A few years ago, the MIT Biomechatronics group invented and scientifically developed in preclinical studies a new amputation technique that maintains the relationships between these pairs of muscles. Instead of cutting each muscle, they connect the two ends of the muscles in such a way that they always communicate dynamically with each other in the residual limb. In a 2017 study on rats, they showed that when animals contracted one muscle in the pair, the other muscle stretched and sent sensory information back to the brain.

Since these preclinical studies, approximately 25 people have undergone AMI surgery at Brigham and Women’s Hospital, performed by Carty, who is also a plastic surgeon at Brigham and Women’s Hospital. In the new PNAS study, researchers measured the accuracy of muscle movements in the ankle and subtalar joints of 15 patients who had AMI amputations below the knee. These patients had two sets of muscles reconnected during their amputation: the muscles that control the ankle and those that control the subtalar joint, which allows the sole of the foot to tilt inward or outward. outside. The study compared these patients to seven people who had traditional below-knee amputations.

Each patient was assessed in a supine position with their legs supported on a foam pillow, allowing their feet to stretch out in the air. The patients did not wear prostheses during the study. The researchers asked them to flex their ankle joints – both the intact one and the “phantom” – to 25, 50, 75 or 100% of their full range of motion. Electrodes attached to each leg allowed researchers to measure the activity of specific muscles as each movement was repeated.

The researchers compared the electrical signals from the muscles of the amputated limb with those from the intact limb and found that for patients with AMI, they were very similar. They also found that patients with AMI amputation were able to control the muscles of their amputated limb much more precisely than patients with traditional amputation. Patients with traditional amputations were more likely to perform the same movement repeatedly in their amputated limb, regardless of how far they were asked to flex the ankle.

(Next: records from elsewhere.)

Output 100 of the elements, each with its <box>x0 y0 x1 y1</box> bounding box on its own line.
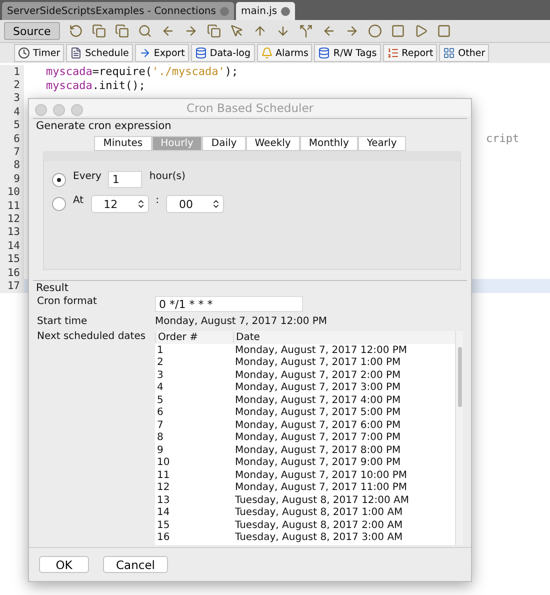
bell-icon <box>260 47 273 59</box>
tab[interactable]: Minutes <box>94 136 152 152</box>
line-number: 12 <box>0 212 24 226</box>
line-number: 14 <box>0 239 24 252</box>
line-number: 16 <box>0 266 24 280</box>
table-cell-text: 3 <box>156 370 164 381</box>
page-icon[interactable] <box>92 24 106 38</box>
table-cell-text: 1 <box>156 344 164 356</box>
input-field[interactable]: 0 */1 * * * <box>155 296 303 312</box>
separator-label: : <box>156 195 159 206</box>
line-number: 1 <box>0 65 24 78</box>
toolbar-button[interactable]: Alarms <box>256 44 312 62</box>
table-cell-text: 5 <box>156 394 164 406</box>
toolbar-button[interactable]: R/W Tags <box>314 44 381 62</box>
table-cell-text: Monday, August 7, 2017 11:00 PM <box>234 482 408 494</box>
radio-button[interactable] <box>52 197 66 212</box>
spinner-field[interactable]: 00 <box>166 195 224 214</box>
table-cell-text: 10 <box>156 457 171 468</box>
line-number: 6 <box>0 132 24 146</box>
radio-label: At <box>73 195 84 206</box>
line-number: 15 <box>0 252 24 266</box>
arrow-right-icon <box>138 47 151 59</box>
radio-label: Every <box>73 171 102 182</box>
window-icon[interactable] <box>206 24 221 38</box>
spinner-field[interactable]: 12 <box>90 195 149 214</box>
clock-icon <box>18 47 30 59</box>
toolbar-button[interactable]: Data-log <box>190 44 255 62</box>
database-icon <box>318 47 330 59</box>
table-cell-text: Tuesday, August 8, 2017 12:00 AM <box>234 494 410 506</box>
square-icon[interactable] <box>436 24 451 38</box>
dialog-button[interactable]: Cancel <box>103 556 168 574</box>
table-cell-text: Monday, August 7, 2017 4:00 PM <box>234 394 402 406</box>
cursor-icon[interactable] <box>230 24 244 38</box>
radio-button[interactable] <box>52 172 66 187</box>
database-icon <box>194 47 207 59</box>
column-header[interactable]: Order # <box>155 332 233 344</box>
table-cell-text: Tuesday, August 8, 2017 3:00 AM <box>234 532 404 544</box>
tab[interactable]: Daily <box>202 136 246 152</box>
table-cell-text: 2 <box>156 357 164 368</box>
table-cell-text: Monday, August 7, 2017 8:00 PM <box>234 444 402 456</box>
stop-icon[interactable] <box>390 24 405 38</box>
history-icon[interactable] <box>68 24 83 38</box>
start-time-value: Monday, August 7, 2017 12:00 PM <box>155 316 328 328</box>
scrollbar[interactable] <box>455 331 463 546</box>
document-icon <box>70 47 82 59</box>
table-cell-text: Monday, August 7, 2017 3:00 PM <box>234 382 402 394</box>
source-button[interactable]: Source <box>4 22 60 40</box>
toolbar-button[interactable]: Other <box>439 44 490 62</box>
table-cell-text: Monday, August 7, 2017 9:00 PM <box>234 457 402 468</box>
line-number: 4 <box>0 105 24 119</box>
code-line: myscada=require('./myscada'); <box>45 65 238 78</box>
code-line: myscada.init(); <box>45 78 146 92</box>
code-fragment: cript <box>486 132 520 146</box>
table-cell-text: Monday, August 7, 2017 12:00 PM <box>234 344 408 356</box>
tab[interactable]: Weekly <box>246 136 300 152</box>
toolbar-button[interactable]: Export <box>134 44 189 62</box>
table-cell-text: 14 <box>156 507 171 518</box>
tab[interactable]: Yearly <box>358 136 406 152</box>
stepper-icon[interactable] <box>210 199 221 210</box>
line-number: 2 <box>0 78 24 92</box>
line-number: 11 <box>0 198 24 212</box>
field-label: Next scheduled dates <box>37 331 147 342</box>
table-cell-text: 9 <box>156 444 164 456</box>
line-number: 10 <box>0 186 24 199</box>
table-cell-text: Monday, August 7, 2017 6:00 PM <box>234 420 402 431</box>
arrow-down-icon[interactable] <box>276 24 290 38</box>
table-cell-text: Monday, August 7, 2017 7:00 PM <box>234 432 402 444</box>
table-cell-text: 16 <box>156 532 171 544</box>
line-number: 3 <box>0 92 24 106</box>
toolbar-button[interactable]: Report <box>382 44 438 62</box>
editor-tab[interactable]: main.js <box>236 2 296 20</box>
group-legend: Result <box>33 281 72 294</box>
list-icon <box>386 47 399 59</box>
toolbar-button[interactable]: Schedule <box>66 44 133 62</box>
search-icon[interactable] <box>138 24 152 38</box>
table-cell-text: Monday, August 7, 2017 1:00 PM <box>234 357 402 368</box>
table-cell-text: 13 <box>156 494 171 506</box>
tab[interactable]: Monthly <box>300 136 358 152</box>
line-number: 9 <box>0 172 24 186</box>
dialog-button[interactable]: OK <box>39 556 89 574</box>
group-legend: Generate cron expression <box>33 119 174 132</box>
table-cell-text: Tuesday, August 8, 2017 2:00 AM <box>234 520 404 531</box>
page-icon[interactable] <box>114 24 129 38</box>
toolbar-button[interactable]: Timer <box>14 44 64 62</box>
stepper-icon[interactable] <box>136 199 146 210</box>
line-number: 13 <box>0 226 24 240</box>
line-number: 5 <box>0 118 24 132</box>
input-field[interactable]: 1 <box>108 171 142 188</box>
table-cell-text: 12 <box>156 482 171 494</box>
editor-tab[interactable]: ServerSideScriptsExamples - Connections <box>2 2 234 20</box>
table-cell-text: Monday, August 7, 2017 5:00 PM <box>234 407 402 418</box>
table-cell-text: 7 <box>156 420 164 431</box>
play-icon[interactable] <box>414 24 428 38</box>
record-icon[interactable] <box>368 24 382 38</box>
arrow-up-icon[interactable] <box>252 24 267 38</box>
table-cell-text: 6 <box>156 407 164 418</box>
table-cell-text: 8 <box>156 432 164 444</box>
unit-label: hour(s) <box>149 171 186 182</box>
table-cell-text: 15 <box>156 520 171 531</box>
grid-icon <box>443 47 456 59</box>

“The ability of AMI patients to control these muscles was much more intuitive than those with typical amputations, which was largely related to how their brains processed phantom limb movement,” Srinivasan explains.

In a recent article in Scientific translational medicine, the researchers reported that brain scans of AMI amputees showed that they received more sensory feedback from their residual muscles than patients with traditional amputations. In work currently underway, researchers are measuring whether this ability translates into better control of a prosthetic leg when walking.

Freedom of movement

The researchers also found an effect they hadn’t anticipated: AMI patients reported significantly less pain and a greater feeling of freedom of movement in their amputated limbs.

“Our study was not specifically designed to accomplish this goal, but it was a sentiment our subjects expressed time and time again. They had a much greater sense of what their foot actually felt and how it moved in space, ”Srinivasan explains. “It became increasingly clear that restoring muscles to their normal physiology had benefits not only for prosthetic control, but also for their day-to-day mental well-being.

The research team has also developed a modified version of the surgery that can be performed on people who have already had a traditional amputation. This process, which they call “regenerative AMI,” involves grafting small muscle segments to serve as agonist and antagonist muscles for an amputated joint. They are also working on the development of the AMI procedure for other types of amputations, including above the knee and above and below the elbow.

“We’re learning that this technique of rewiring the limb, and using spare parts to rebuild that limb, works and is applicable to various parts of the body,” Herr says.

The research was funded by the MIT Media Lab Consortia; National Institute of Child Health and Human Development of the National Institutes of Health and the National Center for Medical Rehabilitation Research; and congressional medical research programs of the US Department of Defense.